The Process - Brion Gysin (1969)


Rating: Not Rated

The Process is the first book in about fifteen years that I've abandoned. I have a fairly formal arrangement with my reading self to not abandon books I'm not enjoying, which in part probably stems from the discipline of reading for a book club, particularly as I facilitate the sessions. I lasted one hundred pages before I couldn't stand it any more. The problem? Mostly because I've read too many novels like this one, with narratives that are plotless, predominately picaresque in nature and full of flaneur type characters. I love the Beat writers, in particular the great Jack Kerouac, but Gysin, here at least, does not match Kerouac's flair, technical prowess and wide-eyed wonder at the world. Instead, the main protagonist, Ulys O. Hanson, sets out from Morocco to travel across the Sahara Desert, with no luggage save for a hefty bag of 'Keff' that he smokes continually in a pipe. Apparently Hanson meets with the famous Master Musicians of Jajouka and L. Ron Hubbard along the way, but I didn't get that far, worn down by Hanson's stoned wanderings and descriptions of the desert people, the landscape and the mystical trances those he allows to puff on his pipe go through. It's mildly engaging, but I couldn't get rid of an impatient itch inside me that grew until I couldn't stand it any more. I used the excuse of having to begin the next book club novel to bail.
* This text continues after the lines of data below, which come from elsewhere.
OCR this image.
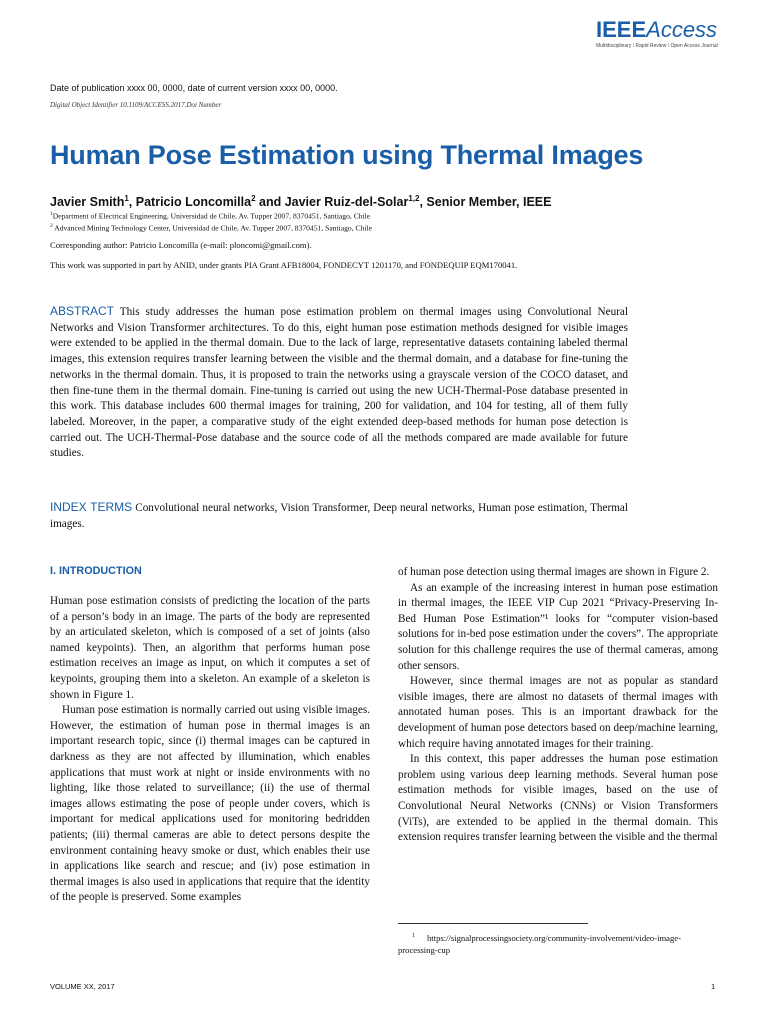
IEEEAccess
Multidisciplinary ⁞ Rapid Review ⁞ Open Access Journal
Date of publication xxxx 00, 0000, date of current version xxxx 00, 0000.
Digital Object Identifier 10.1109/ACCESS.2017.Doi Number
Human Pose Estimation using Thermal Images
Javier Smith$^1$, Patricio Loncomilla$^2$ and Javier Ruiz-del-Solar$^{1,2}$, Senior Member, IEEE
$^1$Department of Electrical Engineering, Universidad de Chile, Av. Tupper 2007, 8370451, Santiago, Chile
$^2$ Advanced Mining Technology Center, Universidad de Chile, Av. Tupper 2007, 8370451, Santiago, Chile
Corresponding author: Patricio Loncomilla (e-mail: ploncomi@gmail.com).
This work was supported in part by ANID, under grants PIA Grant AFB18004, FONDECYT 1201170, and FONDEQUIP EQM170041.
ABSTRACT This study addresses the human pose estimation problem on thermal images using Convolutional Neural Networks and Vision Transformer architectures. To do this, eight human pose estimation methods designed for visible images were extended to be applied in the thermal domain. Due to the lack of large, representative datasets containing labeled thermal images, this extension requires transfer learning between the visible and the thermal domain, and a database for fine-tuning the networks in the thermal domain. Thus, it is proposed to train the networks using a grayscale version of the COCO dataset, and then fine-tune them in the thermal domain. Fine-tuning is carried out using the new UCH-Thermal-Pose database presented in this work. This database includes 600 thermal images for training, 200 for validation, and 104 for testing, all of them fully labeled. Moreover, in the paper, a comparative study of the eight extended deep-based methods for human pose detection is carried out. The UCH-Thermal-Pose database and the source code of all the methods compared are made available for future studies.
INDEX TERMS Convolutional neural networks, Vision Transformer, Deep neural networks, Human pose estimation, Thermal images.
I. INTRODUCTION

Human pose estimation consists of predicting the location of the parts of a person’s body in an image. The parts of the body are represented by an articulated skeleton, which is composed of a set of joints (also named keypoints). Then, an algorithm that performs human pose estimation receives an image as input, on which it computes a set of keypoints, grouping them into a skeleton. An example of a skeleton is shown in Figure 1.

Human pose estimation is normally carried out using visible images. However, the estimation of human pose in thermal images is an important research topic, since (i) thermal images can be captured in darkness as they are not affected by illumination, which enables applications that must work at night or inside environments with no lighting, like those related to surveillance; (ii) the use of thermal images allows estimating the pose of people under covers, which is important for medical applications used for monitoring bedridden patients; (iii) thermal cameras are able to detect persons despite the environment containing heavy smoke or dust, which enables their use in applications like search and rescue; and (iv) pose estimation in thermal images is also used in applications that require that the identity of the people is preserved. Some examples

of human pose detection using thermal images are shown in Figure 2.

As an example of the increasing interest in human pose estimation in thermal images, the IEEE VIP Cup 2021 “Privacy-Preserving In-Bed Human Pose Estimation”¹ looks for “computer vision-based solutions for in-bed pose estimation under the covers”. The appropriate solution for this challenge requires the use of thermal cameras, among other sensors.

However, since thermal images are not as popular as standard visible images, there are almost no datasets of thermal images with annotated human poses. This is an important drawback for the development of human pose detectors based on deep/machine learning, which require having annotated images for their training.

In this context, this paper addresses the human pose estimation problem using various deep learning methods. Several human pose estimation methods for visible images, based on the use of Convolutional Neural Networks (CNNs) or Vision Transformers (ViTs), are extended to be applied in the thermal domain. This extension requires transfer learning between the visible and the thermal

$^1$ https://signalprocessingsociety.org/community-involvement/video-image-processing-cup
VOLUME XX, 2017	1
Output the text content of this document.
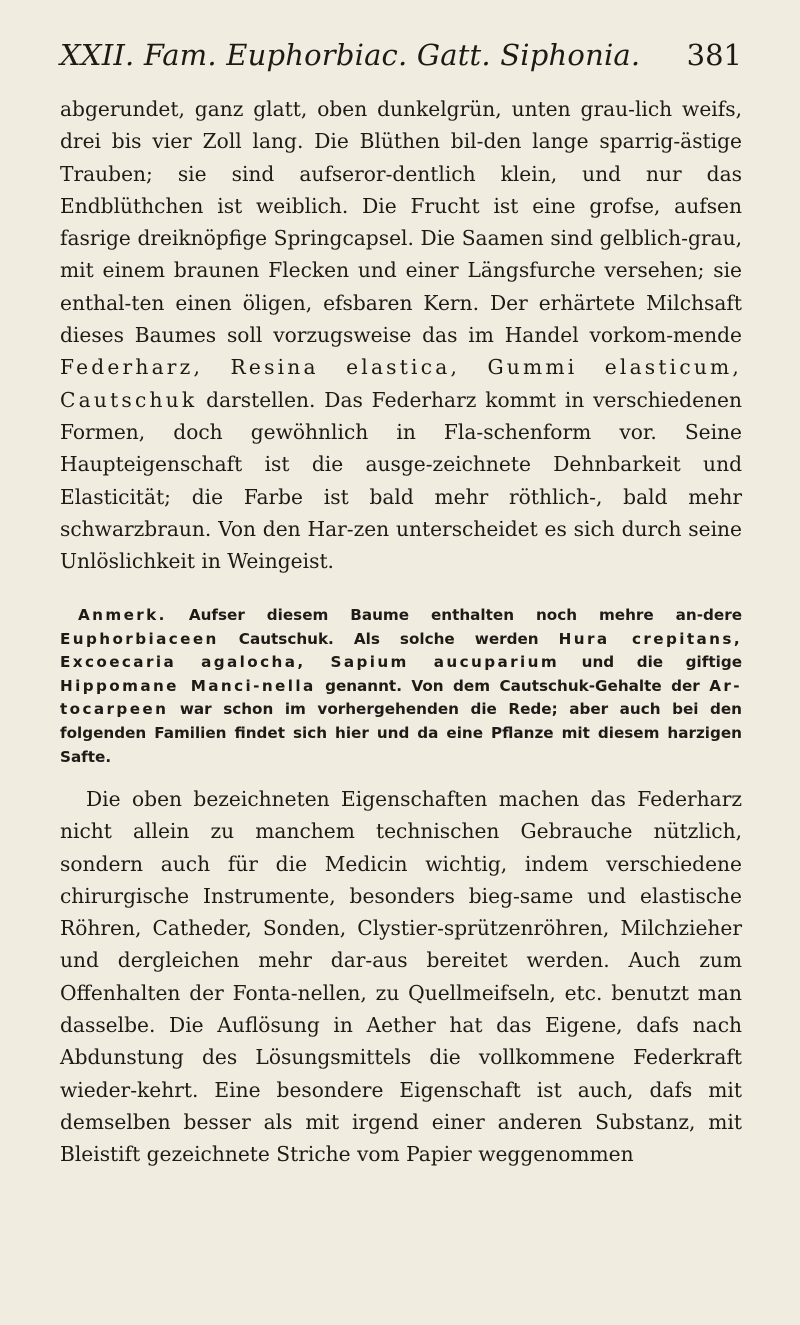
XXII. Fam. Euphorbiac. Gatt. Siphonia. 381

abgerundet, ganz glatt, oben dunkelgrün, unten grau-lich weifs, drei bis vier Zoll lang. Die Blüthen bil-den lange sparrig-ästige Trauben; sie sind aufseror-dentlich klein, und nur das Endblüthchen ist weiblich. Die Frucht ist eine grofse, aufsen fasrige dreiknöpfige Springcapsel. Die Saamen sind gelblich-grau, mit einem braunen Flecken und einer Längsfurche versehen; sie enthal-ten einen öligen, efsbaren Kern. Der erhärtete Milchsaft dieses Baumes soll vorzugsweise das im Handel vorkom-mende Federharz, Resina elastica, Gummi elasticum, Cautschuk darstellen. Das Federharz kommt in verschiedenen Formen, doch gewöhnlich in Fla-schenform vor. Seine Haupteigenschaft ist die ausge-zeichnete Dehnbarkeit und Elasticität; die Farbe ist bald mehr röthlich-, bald mehr schwarzbraun. Von den Har-zen unterscheidet es sich durch seine Unlöslichkeit in Weingeist.

Anmerk. Aufser diesem Baume enthalten noch mehre an-dere Euphorbiaceen Cautschuk. Als solche werden Hura crepitans, Excoecaria agalocha, Sapium aucuparium und die giftige Hippomane Manci-nella genannt. Von dem Cautschuk-Gehalte der Ar-tocarpeen war schon im vorhergehenden die Rede; aber auch bei den folgenden Familien findet sich hier und da eine Pflanze mit diesem harzigen Safte.

Die oben bezeichneten Eigenschaften machen das Federharz nicht allein zu manchem technischen Gebrauche nützlich, sondern auch für die Medicin wichtig, indem verschiedene chirurgische Instrumente, besonders bieg-same und elastische Röhren, Catheder, Sonden, Clystier-sprützenröhren, Milchzieher und dergleichen mehr dar-aus bereitet werden. Auch zum Offenhalten der Fonta-nellen, zu Quellmeifseln, etc. benutzt man dasselbe. Die Auflösung in Aether hat das Eigene, dafs nach Abdunstung des Lösungsmittels die vollkommene Federkraft wieder-kehrt. Eine besondere Eigenschaft ist auch, dafs mit demselben besser als mit irgend einer anderen Substanz, mit Bleistift gezeichnete Striche vom Papier weggenommen
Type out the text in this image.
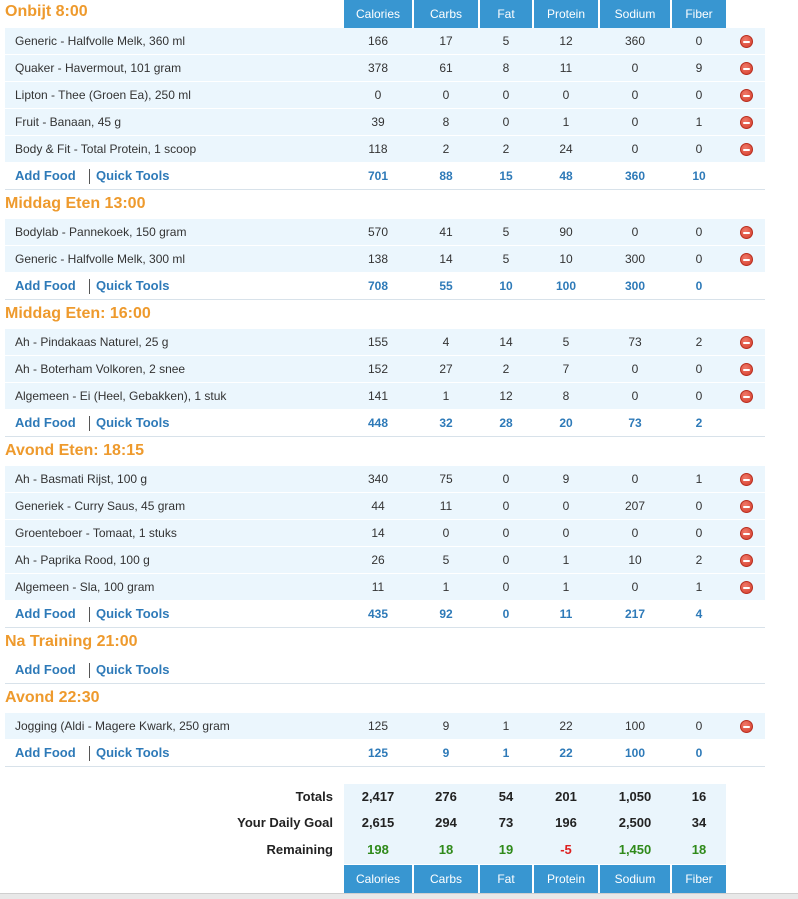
Calories	Carbs	Fat	Protein	Sodium	Fiber
Onbijt 8:00
Generic - Halfvolle Melk, 360 ml	166	17	5	12	360	0
Quaker - Havermout, 101 gram	378	61	8	11	0	9
Lipton - Thee (Groen Ea), 250 ml	0	0	0	0	0	0
Fruit - Banaan, 45 g	39	8	0	1	0	1
Body & Fit - Total Protein, 1 scoop	118	2	2	24	0	0
Add Food Quick Tools	701	88	15	48	360	10
Middag Eten 13:00
Bodylab - Pannekoek, 150 gram	570	41	5	90	0	0
Generic - Halfvolle Melk, 300 ml	138	14	5	10	300	0
Add Food Quick Tools	708	55	10	100	300	0
Middag Eten: 16:00
Ah - Pindakaas Naturel, 25 g	155	4	14	5	73	2
Ah - Boterham Volkoren, 2 snee	152	27	2	7	0	0
Algemeen - Ei (Heel, Gebakken), 1 stuk	141	1	12	8	0	0
Add Food Quick Tools	448	32	28	20	73	2
Avond Eten: 18:15
Ah - Basmati Rijst, 100 g	340	75	0	9	0	1
Generiek - Curry Saus, 45 gram	44	11	0	0	207	0
Groenteboer - Tomaat, 1 stuks	14	0	0	0	0	0
Ah - Paprika Rood, 100 g	26	5	0	1	10	2
Algemeen - Sla, 100 gram	11	1	0	1	0	1
Add Food Quick Tools	435	92	0	11	217	4
Na Training 21:00
Add Food Quick Tools
Avond 22:30
Jogging (Aldi - Magere Kwark, 250 gram	125	9	1	22	100	0
Add Food Quick Tools	125	9	1	22	100	0
Totals	2,417	276	54	201	1,050	16
Your Daily Goal	2,615	294	73	196	2,500	34
Remaining	198	18	19	-5	1,450	18
Calories	Carbs	Fat	Protein	Sodium	Fiber
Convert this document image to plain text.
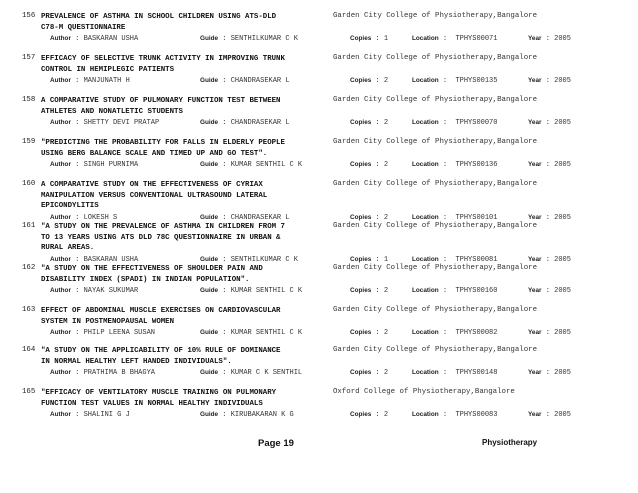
156 PREVALENCE OF ASTHMA IN SCHOOL CHILDREN USING ATS-DLD
C78-M QUESTIONNAIRE
Garden City College of Physiotherapy,Bangalore
Author : BASKARAN USHA	Guide : SENTHILKUMAR C K	Copies : 1	Location :  TPHYS00071	Year : 2005
157 EFFICACY OF SELECTIVE TRUNK ACTIVITY IN IMPROVING TRUNK
CONTROL IN HEMIPLEGIC PATIENTS
Garden City College of Physiotherapy,Bangalore
Author : MANJUNATH H	Guide : CHANDRASEKAR L	Copies : 2	Location :  TPHYS00135	Year : 2005
158 A COMPARATIVE STUDY OF PULMONARY FUNCTION TEST BETWEEN
ATHLETES AND NONATLETIC STUDENTS
Garden City College of Physiotherapy,Bangalore
Author : SHETTY DEVI PRATAP	Guide : CHANDRASEKAR L	Copies : 2	Location :  TPHYS00070	Year : 2005
159 "PREDICTING THE PROBABILITY FOR FALLS IN ELDERLY PEOPLE
USING BERG BALANCE SCALE AND TIMED UP AND GO TEST".
Garden City College of Physiotherapy,Bangalore
Author : SINGH PURNIMA	Guide : KUMAR SENTHIL C K	Copies : 2	Location :  TPHYS00136	Year : 2005
160 A COMPARATIVE STUDY ON THE EFFECTIVENESS OF CYRIAX
MANIPULATION VERSUS CONVENTIONAL ULTRASOUND LATERAL
EPICONDYLITIS
Garden City College of Physiotherapy,Bangalore
Author : LOKESH S	Guide : CHANDRASEKAR L	Copies : 2	Location :  TPHYS00101	Year : 2005
161 "A STUDY ON THE PREVALENCE OF ASTHMA IN CHILDREN FROM 7
TO 13 YEARS USING ATS DLD 78C QUESTIONNAIRE IN URBAN &
RURAL AREAS.
Garden City College of Physiotherapy,Bangalore
Author : BASKARAN USHA	Guide : SENTHILKUMAR C K	Copies : 1	Location :  TPHYS00081	Year : 2005
162 "A STUDY ON THE EFFECTIVENESS OF SHOULDER PAIN AND
DISABILITY INDEX (SPADI) IN INDIAN POPULATION".
Garden City College of Physiotherapy,Bangalore
Author : NAYAK SUKUMAR	Guide : KUMAR SENTHIL C K	Copies : 2	Location :  TPHYS00160	Year : 2005
163 EFFECT OF ABDOMINAL MUSCLE EXERCISES ON CARDIOVASCULAR
SYSTEM IN POSTMENOPAUSAL WOMEN
Garden City College of Physiotherapy,Bangalore
Author : PHILP LEENA SUSAN	Guide : KUMAR SENTHIL C K	Copies : 2	Location :  TPHYS00082	Year : 2005
164 "A STUDY ON THE APPLICABILITY OF 10% RULE OF DOMINANCE
IN NORMAL HEALTHY LEFT HANDED INDIVIDUALS".
Garden City College of Physiotherapy,Bangalore
Author : PRATHIMA B BHAGYA	Guide : KUMAR C K SENTHIL	Copies : 2	Location :  TPHYS00148	Year : 2005
165 "EFFICACY OF VENTILATORY MUSCLE TRAINING ON PULMONARY
FUNCTION TEST VALUES IN NORMAL HEALTHY INDIVIDUALS
Oxford College of Physiotherapy,Bangalore
Author : SHALINI G J	Guide : KIRUBAKARAN K G	Copies : 2	Location :  TPHYS00083	Year : 2005
Page 19	Physiotherapy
Gysin and Burroughs with the Dreamachine

Brion Gysin (1916 - 1986) himself was quite an interesting character however, a friend of William S. Burroughs and inventor of the 'cut-up technique' of constructing narrative, of which Burroughs embraced wholeheartedly for a series of startling novels from the 1950's until his death in 1997. Gysin was predominately an artist, poet and performance artist and also inventor of the Dreamachine, a stroboscopic device that induced patterns of colour when viewed with eyes closed. Far out man. The Process is Gysin's main novel, with other publications mostly featuring poetry and short fiction, including The Third Mind (1978), co-authored with William Burroughs. Alas, such a pedigree of creative spirit and connections was not enough to propel me forward through to the end of The Process, so in fairness I'm not going to rate this book, only the second in the ten year history of this blog not to be rated.